Canola oil to stay in Washington’s new railroad safety rule
Published 2:37 am Friday, March 11, 2016

- Oil tankers travel east near Wenatchee, Wash. The influx of crude oil traveling through Washington will lead to new regulations for railroads that haul vegetable oils.
OLYMPIA — A new Washington railroad safety law that was aimed at crude oil also will strike vegetable oil.
Lawmakers adjourned the 2016 regular session late Thursday without amending a 2015 bill to regulate rail tankers hauling oil.
The bill responded to the influx of Bakken crude oil traveling to Washington refineries. Legislators said they feared explosive derailments in Washington, like the one in Quebec in 2013 that killed 47 people.
The Department of Ecology proposed in mid-January that short-line railroads in Eastern Washington that haul animal fats and vegetable oils obey the same spill-response requirements as interstate crude oil carriers.
Some lawmakers said that was an overreach. Others agreed with DOE that vegetable oil spills pose a danger to the environment, particularly fish. Bills this year to explicitly exclude biological oils from the spill-response rule failed.
DOE will proceed by proposing a rule April 6 for petroleum and non-petroleum oils, agency spokeswoman Lisa Copeland said.
“Safety is not just about people, it’s also about the environment,” she said.
The rule is scheduled to become final in October.
Railroads that haul vegetable oils already must follow spill-response rules set by the U.S. Environmental Protection Agency.
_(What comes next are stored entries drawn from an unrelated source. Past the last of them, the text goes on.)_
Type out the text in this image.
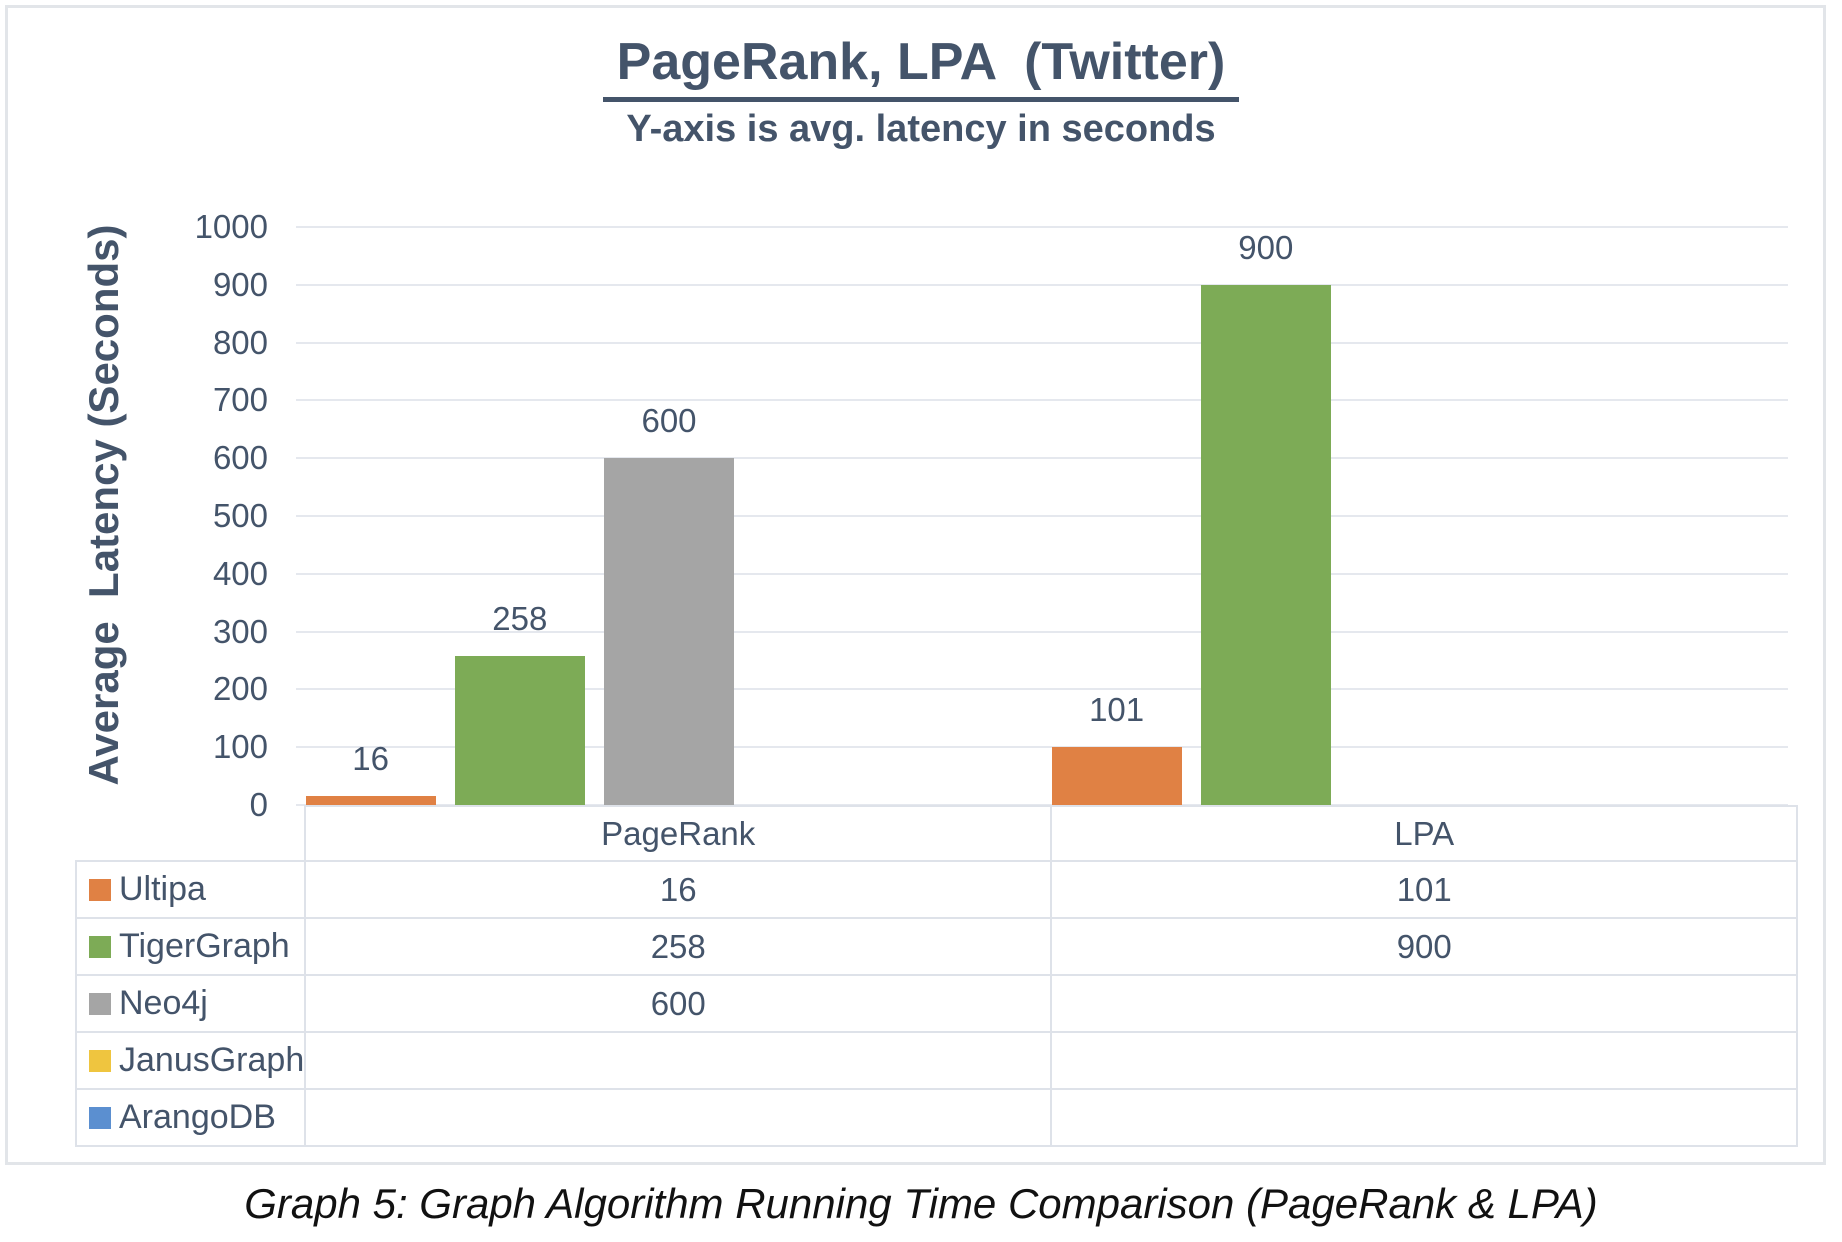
PageRank, LPA  (Twitter)
Y-axis is avg. latency in seconds
Average  Latency (Seconds)
0
100
200
300
400
500
600
700
800
900
1000
16
101
258
900
600
	PageRank	LPA
Ultipa	16	101
TigerGraph	258	900
Neo4j	600	
JanusGraph		
ArangoDB		
Graph 5: Graph Algorithm Running Time Comparison (PageRank & LPA)
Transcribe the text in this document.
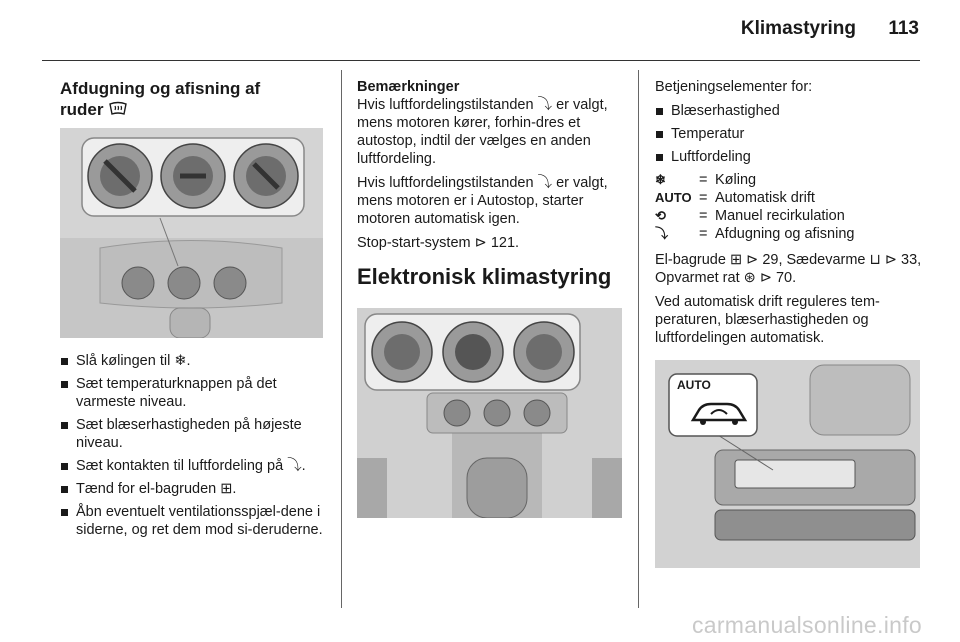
Klimastyring 113
Afdugning og afisning af
ruder
Slå kølingen til ❄.
Sæt temperaturknappen på det varmeste niveau.
Sæt blæserhastigheden på højeste niveau.
Sæt kontakten til luftfordeling på ⤵.
Tænd for el-bagruden ⊞.
Åbn eventuelt ventilationsspjæl-dene i siderne, og ret dem mod si-deruderne.

Bemærkninger

Hvis luftfordelingstilstanden ⤵ er valgt, mens motoren kører, forhin-dres et autostop, indtil der vælges en anden luftfordeling.

Hvis luftfordelingstilstanden ⤵ er valgt, mens motoren er i Autostop, starter motoren automatisk igen.

Stop-start-system ⊳ 121.

Elektronisk klimastyring

Betjeningselementer for:

Blæserhastighed
Temperatur
Luftfordeling
❄	= Køling
AUTO = Automatisk drift
⟲	= Manuel recirkulation
⤵	= Afdugning og afisning

El-bagrude ⊞ ⊳ 29, Sædevarme ⊔ ⊳ 33, Opvarmet rat ⊛ ⊳ 70.

Ved automatisk drift reguleres tem-peraturen, blæserhastigheden og luftfordelingen automatisk.

AUTO
carmanualsonline.info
Moses Lake Sen. Judy Warnick, whose district includes oil producer Pacific Coast Canola, said DOE officials have assured her they will consider what railroads already are doing and may regulate vegetable oil with a lighter touch than crude oil.
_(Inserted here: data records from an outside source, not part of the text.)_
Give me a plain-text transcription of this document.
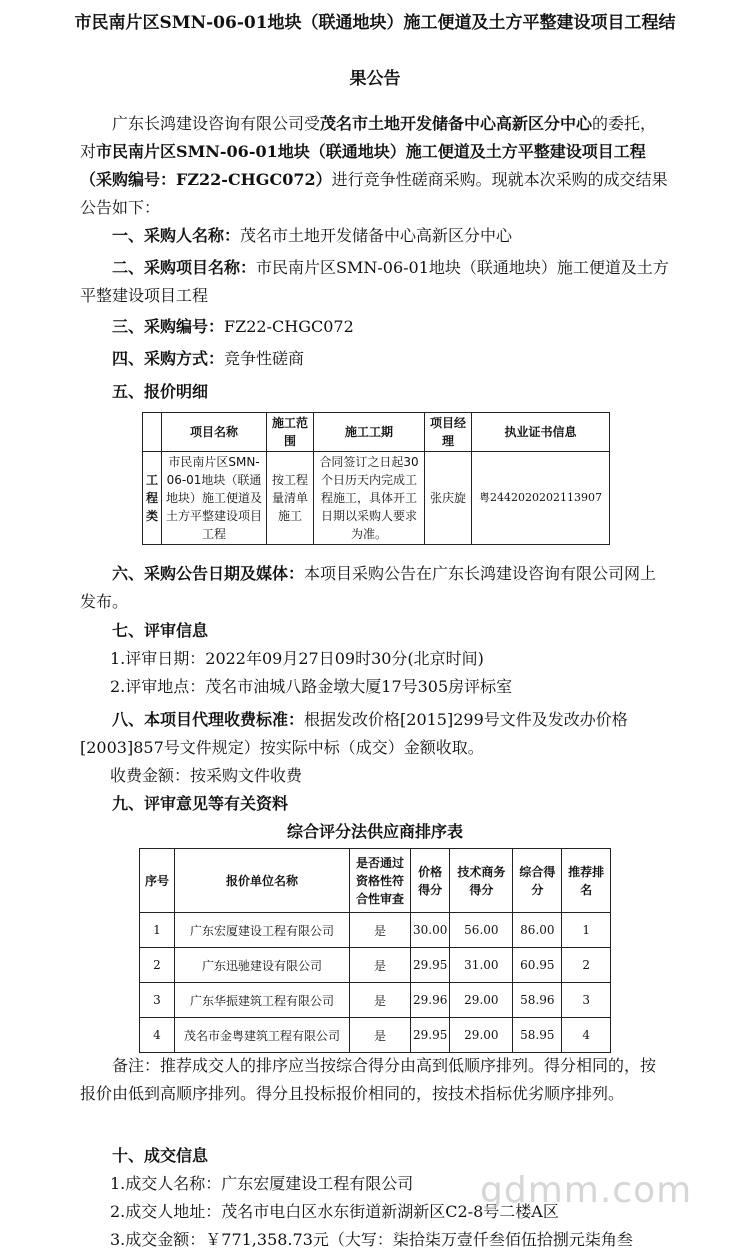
市民南片区SMN-06-01地块（联通地块）施工便道及土方平整建设项目工程结

果公告

广东长鸿建设咨询有限公司受茂名市土地开发储备中心高新区分中心的委托，对市民南片区SMN-06-01地块（联通地块）施工便道及土方平整建设项目工程（采购编号：FZ22-CHGC072）进行竞争性磋商采购。现就本次采购的成交结果公告如下：
一、采购人名称：茂名市土地开发储备中心高新区分中心
二、采购项目名称：市民南片区SMN-06-01地块（联通地块）施工便道及土方平整建设项目工程
三、采购编号：FZ22-CHGC072
四、采购方式：竞争性磋商
五、报价明细
	项目名称	施工范围	施工工期	项目经理	执业证书信息
工程类	市民南片区SMN-06-01地块（联通地块）施工便道及土方平整建设项目工程	按工程量清单施工	合同签订之日起30个日历天内完成工程施工，具体开工日期以采购人要求为准。	张庆旋	粤2442020202113907
六、采购公告日期及媒体：本项目采购公告在广东长鸿建设咨询有限公司网上发布。
七、评审信息
1.评审日期：2022年09月27日09时30分(北京时间)
2.评审地点：茂名市油城八路金墩大厦17号305房评标室
八、本项目代理收费标准：根据发改价格[2015]299号文件及发改办价格[2003]857号文件规定）按实际中标（成交）金额收取。
收费金额：按采购文件收费
九、评审意见等有关资料
综合评分法供应商排序表
序号	报价单位名称	是否通过资格性符合性审查	价格得分	技术商务得分	综合得分	推荐排名
1	广东宏厦建设工程有限公司	是	30.00	56.00	86.00	1
2	广东迅驰建设有限公司	是	29.95	31.00	60.95	2
3	广东华振建筑工程有限公司	是	29.96	29.00	58.96	3
4	茂名市金粤建筑工程有限公司	是	29.95	29.00	58.95	4
备注：推荐成交人的排序应当按综合得分由高到低顺序排列。得分相同的，按报价由低到高顺序排列。得分且投标报价相同的，按技术指标优劣顺序排列。
十、成交信息
1.成交人名称：广东宏厦建设工程有限公司
2.成交人地址：茂名市电白区水东街道新湖新区C2-8号二楼A区
3.成交金额：￥771,358.73元（大写：柒拾柒万壹仟叁佰伍拾捌元柒角叁
gdmm.com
“That gives me a little bit of hope,” she said. “I’m holding the Department of Ecology to their promise to work with railroads and the canola folks.”
Copeland said DOE may propose different standards depending on the type of oil. “I would say that’s a possibility,” she said.
The new rule will require railroad companies to submit spill-response plans to the state. The plans must detail the crews and equipment operators can quickly summon to clean up spills.
Patrick Boss, a lobbyist for short-line railroads in Eastern Washington, said he raised the question last year, but nobody said the law would apply to food-based oils.
“Everybody should have taken it more seriously,” he said. “Hindsight is 20/20.”
In floor speeches last year, legislators talked about fiery derailments, unstable oil-producing countries in the Middle East and the ingenuity of North Dakota oil producers. No legislator mentioned animal fats or vegetable oil.